Understanding the time course and spatial biases of natural scene segmentation

Poster Presentation 56.350: Tuesday, May 21, 2024, 2:45 – 6:45 pm, Banyan Breezeway
Session: Perceptual Organization: Parts, wholes, groups

Ruben Coen-Cagli1 (), Jonathan Vacher2, Dennis Cregin1, Tringa Lecaj1, Sophie Molholm1, Pascal Mamassian3; 1Albert Einstein College of Medicine, 2Université Paris Cité, 3Ecole Normale Supérieure

Image segmentation is central to visual function, yet human’s ability to cut natural scenes into individual objects or segments remains largely unexplored because it is notoriously difficult to study experimentally. We present a new experimental paradigm that overcomes this barrier. We flash two dots briefly, before and during the presentation of a natural image, and the observers report whether they perceive that the image regions near the two dots belong to the same or different segments.
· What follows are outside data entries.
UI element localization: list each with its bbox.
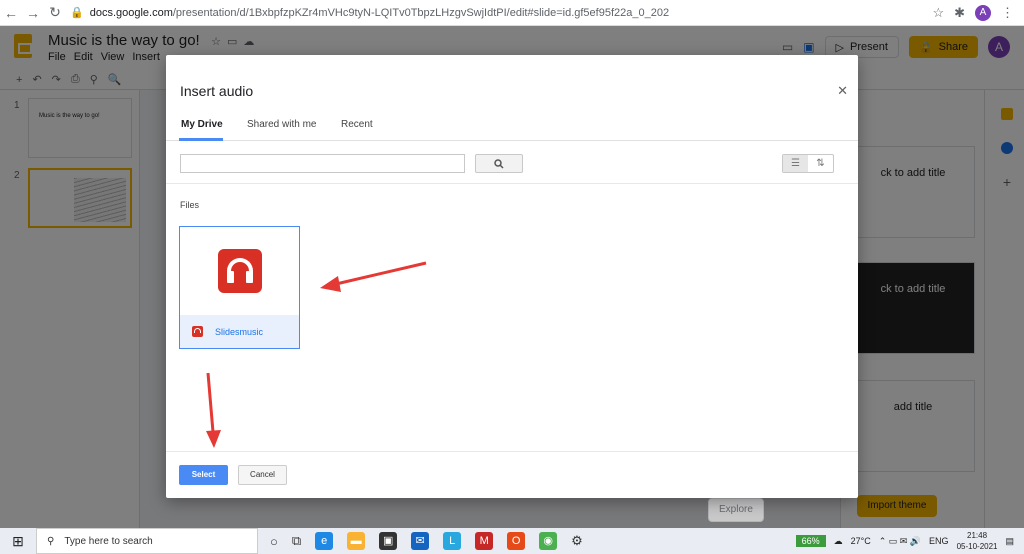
taskbar: ⊞ ⚲ Type here to search ○ ⧉ e ▬ ▣ ✉ L M …	[0, 528, 1024, 554]
file-preview	[180, 227, 299, 315]
taskbar-apps: ○ ⧉ e ▬ ▣ ✉ L M O ◉ ⚙	[270, 532, 583, 550]
files-section-label: Files	[180, 200, 200, 210]
notifications-icon[interactable]: ▤	[1005, 536, 1014, 547]
lock-icon: 🔒	[70, 7, 84, 19]
weather-icon[interactable]: ☁	[834, 536, 843, 547]
tray-icons[interactable]: ⌃ ▭ ✉ 🔊	[879, 536, 921, 547]
dialog-tabs: My Drive Shared with me Recent	[166, 111, 858, 141]
view-toggle: ☰ ⇅	[782, 154, 834, 173]
explore-button[interactable]: Explore	[708, 498, 764, 522]
dialog-title: Insert audio	[180, 83, 254, 99]
task-view-icon[interactable]: ⧉	[292, 533, 301, 549]
headphones-icon	[217, 249, 262, 293]
reload-icon[interactable]: ↻	[44, 4, 66, 21]
clock[interactable]: 21:48 05-10-2021	[957, 530, 998, 552]
browser-toolbar: ← → ↻ 🔒 docs.google.com/presentation/d/1…	[0, 0, 1024, 26]
language-indicator[interactable]: ENG	[929, 536, 949, 546]
headphones-icon	[192, 326, 203, 337]
active-tab-indicator	[179, 138, 223, 141]
edge-icon[interactable]: e	[315, 532, 334, 550]
battery-indicator[interactable]: 66%	[795, 535, 826, 547]
mcafee-icon[interactable]: M	[475, 532, 494, 550]
forward-icon[interactable]: →	[22, 5, 44, 21]
footer-divider	[166, 451, 858, 452]
insert-audio-dialog: Insert audio ✕ My Drive Shared with me R…	[166, 55, 858, 498]
tab-shared-with-me[interactable]: Shared with me	[247, 119, 316, 130]
bookmark-star-icon[interactable]: ☆	[932, 5, 944, 21]
menu-icon[interactable]: ⋮	[1001, 5, 1014, 21]
cancel-button[interactable]: Cancel	[238, 465, 287, 485]
settings-icon[interactable]: ⚙	[571, 533, 583, 549]
windows-start-icon[interactable]: ⊞	[0, 533, 36, 550]
l-app-icon[interactable]: L	[443, 532, 462, 550]
office-icon[interactable]: O	[507, 532, 526, 550]
search-icon: ⚲	[47, 535, 55, 547]
profile-avatar[interactable]: A	[975, 4, 991, 21]
clock-date: 05-10-2021	[956, 542, 998, 551]
select-button[interactable]: Select	[179, 465, 228, 485]
tab-my-drive[interactable]: My Drive	[181, 119, 223, 130]
file-explorer-icon[interactable]: ▬	[347, 532, 366, 550]
close-icon[interactable]: ✕	[837, 83, 848, 99]
cortana-icon[interactable]: ○	[270, 534, 278, 549]
list-view-icon[interactable]: ☰	[783, 155, 808, 172]
clock-time: 21:48	[967, 531, 988, 540]
search-button[interactable]	[475, 154, 523, 173]
sort-icon[interactable]: ⇅	[808, 155, 833, 172]
store-icon[interactable]: ▣	[379, 532, 398, 550]
back-icon[interactable]: ←	[0, 5, 22, 21]
extensions-icon[interactable]: ✱	[954, 5, 965, 21]
taskbar-search[interactable]: ⚲ Type here to search	[36, 528, 258, 554]
divider	[166, 183, 858, 184]
mail-icon[interactable]: ✉	[411, 532, 430, 550]
tab-recent[interactable]: Recent	[341, 119, 373, 130]
file-meta: Slidesmusic	[180, 315, 299, 348]
system-tray: 66% ☁ 27°C ⌃ ▭ ✉ 🔊 ENG 21:48 05-10-2021 …	[795, 528, 1014, 554]
url-path: /presentation/d/1BxbpfzpKZr4mVHc9tyN-LQI…	[172, 6, 670, 19]
chrome-icon[interactable]: ◉	[539, 532, 558, 550]
address-bar[interactable]: 🔒 docs.google.com/presentation/d/1Bxbpfz…	[70, 3, 932, 23]
search-icon	[494, 159, 504, 169]
search-input[interactable]	[180, 154, 465, 173]
url-host: docs.google.com	[89, 6, 173, 19]
file-name: Slidesmusic	[215, 326, 264, 337]
file-card-slidesmusic[interactable]: Slidesmusic	[179, 226, 300, 349]
taskbar-search-placeholder: Type here to search	[64, 535, 153, 547]
weather-temp[interactable]: 27°C	[851, 536, 871, 546]
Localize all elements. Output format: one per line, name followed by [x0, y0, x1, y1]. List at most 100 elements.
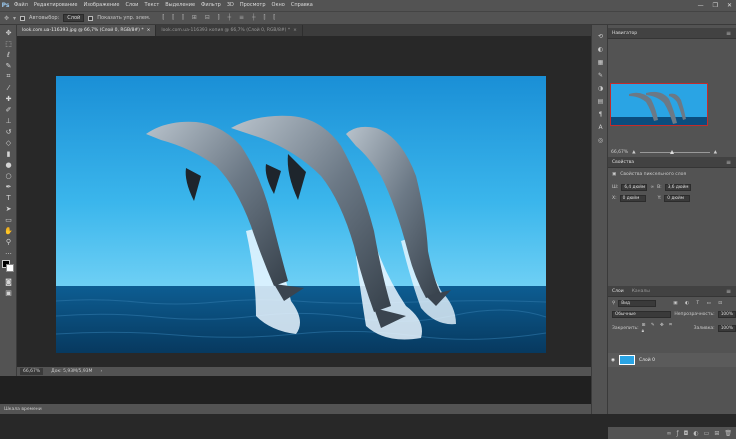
menu-item-9[interactable]: Окно [269, 0, 288, 11]
layer-filter-dropdown[interactable]: Вид [618, 300, 657, 307]
navigator-zoom-slider[interactable] [639, 150, 710, 154]
path-select-icon[interactable]: ➤ [2, 204, 15, 213]
delete-layer-icon[interactable]: 🗑︎ [724, 430, 732, 437]
hand-tool-icon[interactable]: ✋ [2, 226, 15, 235]
timeline-panel-header[interactable]: Шкала времени [0, 404, 591, 414]
styles-icon[interactable]: ◎ [595, 136, 606, 145]
tab-channels[interactable]: Каналы [632, 289, 650, 294]
panel-menu-icon[interactable]: ≡ [726, 288, 731, 295]
navigator-thumbnail[interactable] [610, 83, 708, 126]
shape-tool-icon[interactable]: ▭ [2, 215, 15, 224]
type-tool-icon[interactable]: T [2, 193, 15, 202]
filter-type-icons[interactable]: ▣ ◐ T ▭ ⊡ [673, 301, 725, 306]
document-image[interactable] [56, 76, 546, 353]
fx-icon[interactable]: ƒ [677, 430, 679, 437]
menu-item-2[interactable]: Изображение [80, 0, 122, 11]
adjustments-icon[interactable]: ◑ [595, 84, 606, 93]
screen-mode-icon[interactable]: ▣ [2, 288, 15, 297]
history-brush-icon[interactable]: ↺ [2, 127, 15, 136]
tab-label: look.com.ua-116393.jpg @ 66,7% (Слой 0, … [22, 28, 144, 33]
navigator-zoom-value[interactable]: 66,67% [611, 150, 628, 155]
y-label: Y: [657, 196, 662, 201]
slider-thumb[interactable] [669, 150, 674, 154]
dropdown-arrow-icon[interactable]: ▾ [13, 15, 16, 22]
menu-item-8[interactable]: Просмотр [237, 0, 269, 11]
layers-panel-header: Слои Каналы ≡ [608, 286, 736, 297]
lasso-tool-icon[interactable]: ℓ [2, 50, 15, 59]
panel-menu-icon[interactable]: ≡ [726, 30, 731, 37]
blur-tool-icon[interactable]: ● [2, 160, 15, 169]
dodge-tool-icon[interactable]: ○ [2, 171, 15, 180]
opacity-field[interactable]: 100% [717, 311, 736, 318]
healing-brush-icon[interactable]: ✚ [2, 94, 15, 103]
menu-item-5[interactable]: Выделение [162, 0, 198, 11]
paragraph-icon[interactable]: ¶ [595, 110, 606, 119]
eyedropper-icon[interactable]: ⁄ [2, 83, 15, 92]
tab-document-2[interactable]: look.com.ua-116393 копия @ 66,7% (Слой 0… [156, 25, 303, 36]
x-field[interactable]: 0 дюйм [619, 195, 646, 202]
history-icon[interactable]: ⟲ [595, 32, 606, 41]
clone-stamp-icon[interactable]: ⊥ [2, 116, 15, 125]
menu-item-3[interactable]: Слои [122, 0, 141, 11]
status-arrow-icon[interactable]: › [100, 369, 102, 374]
menu-item-1[interactable]: Редактирование [31, 0, 81, 11]
brush-settings-icon[interactable]: ✎ [595, 71, 606, 80]
quick-mask-icon[interactable]: ◙ [2, 277, 15, 286]
fill-field[interactable]: 100% [717, 324, 736, 332]
menu-item-4[interactable]: Текст [141, 0, 162, 11]
libraries-icon[interactable]: ▤ [595, 97, 606, 106]
marquee-tool-icon[interactable]: ⬚ [2, 39, 15, 48]
layer-row[interactable]: ◉ Слой 0 [608, 353, 736, 367]
height-field[interactable]: 3,6 дюйм [664, 184, 691, 191]
quick-select-icon[interactable]: ✎ [2, 61, 15, 70]
align-icons[interactable]: ⫿ ⫿ ⫿ ⊞ ⊟ ⫿ ┼ ≡ ┼ ⫿ ⫿ [162, 14, 278, 22]
move-tool-icon[interactable]: ✥ [2, 28, 15, 37]
link-icon[interactable]: ∞ [650, 185, 654, 190]
close-tab-icon[interactable]: × [293, 28, 297, 33]
menu-item-6[interactable]: Фильтр [198, 0, 224, 11]
menu-item-0[interactable]: Файл [11, 0, 31, 11]
properties-panel-header[interactable]: Свойства ≡ [608, 157, 736, 168]
menu-item-7[interactable]: 3D [224, 0, 237, 11]
character-icon[interactable]: A [595, 123, 606, 132]
adjustment-layer-icon[interactable]: ◐ [693, 430, 698, 437]
visibility-eye-icon[interactable]: ◉ [611, 358, 615, 363]
menu-item-10[interactable]: Справка [288, 0, 316, 11]
pen-tool-icon[interactable]: ✒ [2, 182, 15, 191]
autoselect-dropdown[interactable]: Слой [63, 14, 85, 22]
tab-document-1[interactable]: look.com.ua-116393.jpg @ 66,7% (Слой 0, … [17, 25, 157, 36]
zoom-out-icon[interactable]: ▲ [632, 150, 635, 155]
panel-menu-icon[interactable]: ≡ [726, 159, 731, 166]
y-field[interactable]: 0 дюйм [664, 195, 691, 202]
eraser-icon[interactable]: ◇ [2, 138, 15, 147]
edit-toolbar-icon[interactable]: ··· [2, 249, 15, 258]
brush-tool-icon[interactable]: ✐ [2, 105, 15, 114]
maximize-button[interactable]: ❐ [713, 0, 718, 11]
properties-subtitle-row: ▣ Свойства пиксельного слоя [608, 172, 736, 177]
navigator-panel-header[interactable]: Навигатор ≡ [608, 28, 736, 39]
color-swatches[interactable] [2, 259, 15, 272]
lock-icons[interactable]: ⊞ ✎ ✥ ⌗ 🔒︎ [642, 322, 679, 334]
move-tool-icon[interactable]: ✥ [4, 15, 9, 22]
close-button[interactable]: ✕ [727, 0, 732, 11]
crop-tool-icon[interactable]: ⌗ [2, 72, 15, 81]
tab-layers[interactable]: Слои [612, 289, 624, 294]
group-icon[interactable]: ▭ [704, 430, 710, 437]
gradient-icon[interactable]: ▮ [2, 149, 15, 158]
swatches-icon[interactable]: ▦ [595, 58, 606, 67]
width-field[interactable]: 6,4 дюйм [621, 184, 648, 191]
minimize-button[interactable]: — [698, 0, 704, 11]
autoselect-checkbox[interactable] [20, 15, 26, 21]
blend-mode-dropdown[interactable]: Обычные [612, 311, 672, 318]
color-panel-icon[interactable]: ◐ [595, 45, 606, 54]
link-layers-icon[interactable]: ∞ [667, 430, 672, 437]
search-icon: ⚲ [612, 301, 616, 306]
mask-icon[interactable]: ◘ [684, 430, 689, 437]
zoom-in-icon[interactable]: ▲ [714, 150, 717, 155]
close-tab-icon[interactable]: × [147, 28, 151, 33]
new-layer-icon[interactable]: ⊞ [714, 430, 719, 437]
layer-name[interactable]: Слой 0 [639, 358, 655, 363]
zoom-tool-icon[interactable]: ⚲ [2, 237, 15, 246]
zoom-level-field[interactable]: 66,67% [20, 368, 44, 375]
show-transform-checkbox[interactable] [88, 15, 94, 21]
By repeatedly sampling multiple locations on the image, we then reconstruct a perceptual probabilistic segmentation map, namely the probabilities that each pixel belongs to any segment. Leveraging this method, we addressed two fundamental questions. First, strong spatial biases (a preference to group together items that are close in visual space) have been revealed using synthetic stimuli, but are they part of natural vision? Our data–unsurprisingly, but for the first time–directly shows spatial biases in human perceptual segmentation of natural images. The probability that participants reported two regions as grouped together, decreased with the distance between the two dots, regardless of whether the two regions belonged to the same or different segments in the perceptual segmentation maps. Second, is perceptual segmentation of natural images fast and parallel across the visual field, or a serial, time-consuming process? A prominent theory proposes that judging if two regions are grouped requires a gradual spread of attention between those regions, thus taking longer at larger distances (e.g. Jeurissen et al 2016 eLife). Surprisingly, whereas reaction times in our task increased with distance when the two regions were judged to be in the same segment, consistent with the theory, reaction times decreased with distance otherwise. We show that a dynamic Bayesian ideal observer model unifies these findings, through the interaction between spatial biases and evidence accumulation.

Acknowledgements: This research was supported by a NIH-ANR CRCNS grant (NIH-EY031166 to R.C.C. and ANR-19-NEUC-0003 to P.M.) and NIH grant P50 HD105352 (Support for the Rose F. Kennedy IDD Research Center, S.M.).